Take professional and business services. This sector employs about 23 million American workers, many of whom have  bachelor’s degrees in business administration, marketing, human resources, and economics. Firms in this sector employ a lot of middle-skill workers who are engaged in information-intensive, well-defined, “codifiable” tasks that are relatively simple to automate. 

SBTC theory says some portion of these middle-skill knowledge workers will remain in the sector but will shift toward monitoring and maintaining AI systems in much the same way that a portion of the factory workforce moved into jobs monitoring and repairing the robots that replaced lineworkers. For many others, keeping their jobs will likely depend on whether they have good noncognitive skills that power critical thinking, problem-solving, collaboration as well as human-facing capacities like emotional intelligence and adaptability. These skills are in short supply in our society and are more difficult for AI to replicate.

Specific skill impacts and their timing are uncertain, but the direction of change for knowledge economy workers is relatively clear. In the case of business and professional services, we can see how doors might begin closing on entry-level jobs in marketing, business administration, and legal services. In fact, a number of companies have already adopted “AI-first” policies that require candidates to have experience with the tech and more will surely follow.

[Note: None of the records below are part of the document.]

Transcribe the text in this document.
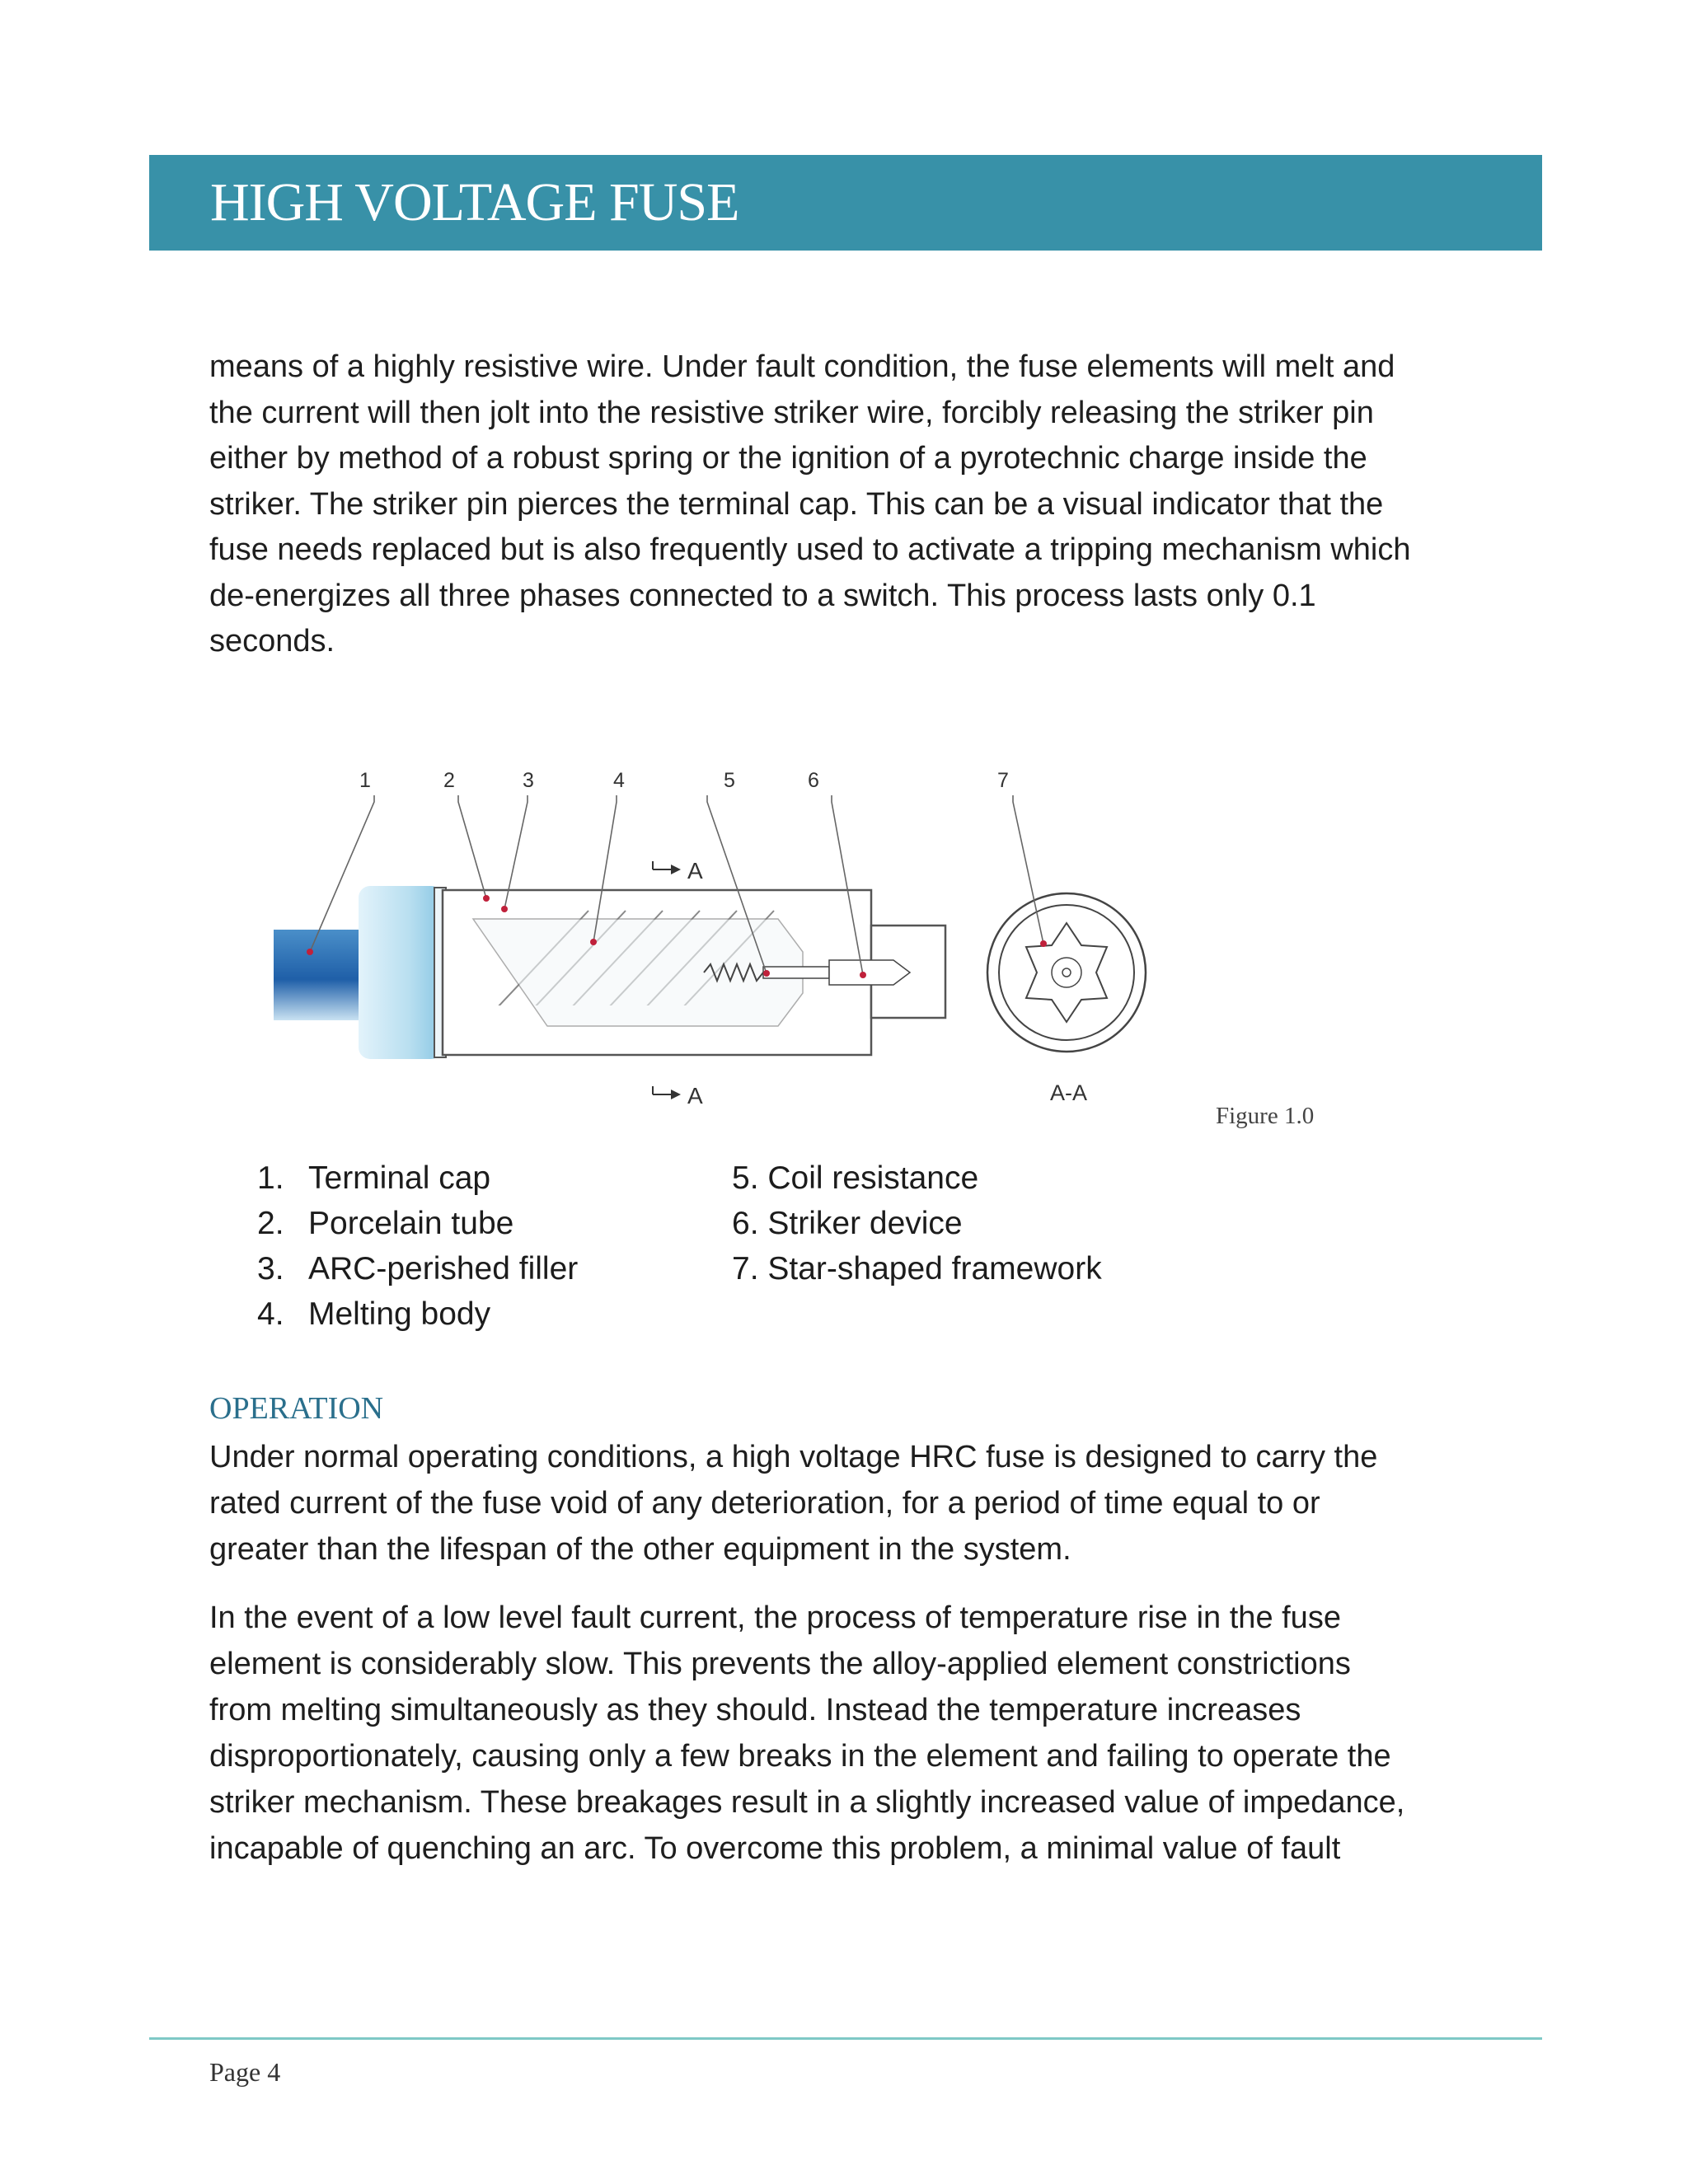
HIGH VOLTAGE FUSE
means of a highly resistive wire. Under fault condition, the fuse elements will melt and
the current will then jolt into the resistive striker wire, forcibly releasing the striker pin
either by method of a robust spring or the ignition of a pyrotechnic charge inside the
striker. The striker pin pierces the terminal cap. This can be a visual indicator that the
fuse needs replaced but is also frequently used to activate a tripping mechanism which
de-energizes all three phases connected to a switch. This process lasts only 0.1
seconds.
A
A	A-A
1	2	3	4	5	6	7
Figure 1.0
1. Terminal cap
2. Porcelain tube
3. ARC-perished filler
4. Melting body
5. Coil resistance
6. Striker device
7. Star-shaped framework
OPERATION
Under normal operating conditions, a high voltage HRC fuse is designed to carry the
rated current of the fuse void of any deterioration, for a period of time equal to or
greater than the lifespan of the other equipment in the system.
In the event of a low level fault current, the process of temperature rise in the fuse
element is considerably slow. This prevents the alloy-applied element constrictions
from melting simultaneously as they should. Instead the temperature increases
disproportionately, causing only a few breaks in the element and failing to operate the
striker mechanism. These breakages result in a slightly increased value of impedance,
incapable of quenching an arc. To overcome this problem, a minimal value of fault
Page 4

Our primary workforce challenge in the coming years, then, will be two-fold: equipping the rising generation of workers for an AI-powered economy and helping incumbent workers upskill in their existing jobs or reskill for other jobs. This transition will require effort from all sectors of American society and virtually every individual worker.  

Education leaders should focus on AI literacy as a paramount concern for our K-12 and post-secondary systems. To prepare today’s students for tomorrow’s jobs, we will need an approach to AI education and training that starts early and gradually increases in specificity and complexity. Carnegie-Mellon University has partnered with the Montour (PA) School District since 2018 to pilot AI teacher training and curriculum development. CMU’s approach seeks to integrate AI into subject matter areas rather than defining it as strictly a science topic. Early evidence suggests this approach is yielding important success. Importantly, CMU’s strategy includes AI ethics education to promote responsible use and help avoid some of the negative consequences we have experienced during the rapid proliferation of digital technologies and platforms (e.g., social media).

Incumbent workers will also need help. Some large employers like IBMPwCMicrosoft, and others are already offering online, self-paced curricula to help current workers grow their AI skill sets. These programs highlight AI risk mitigation and algorithmic bias education, key concerns to help prevent inadvertent bias by AI systems and applications that are often especially sensitive in knowledge sector industries like banking, insurance, and health care. 

We will also need employment transition programs for displaced workers. A revived and improved Trade Adjustment Assistance (TAA) program, refashioned as Automation Adjustment Assistance, would support transitions to new, in-demand occupations. 

We also need better predictive modeling for local and regional labor markets. Such modeling would include “headlight” forecasts, providing granular analysis of which industries, jobs, and skills are likely to be automated and when that automation might occur. Such information will be essential to workers, employers, and educators in planning for an AI-infused future.

AI is already helping deliver miracles, but no technological gain is without risks or downsides. As this powerful new tech continues to shape skill demands and opportunities, we should avoid the mistakes made during the deskilling of the manufacturing workforce and begin policy planning now that will help American workers adapt to the changes that are speeding toward us.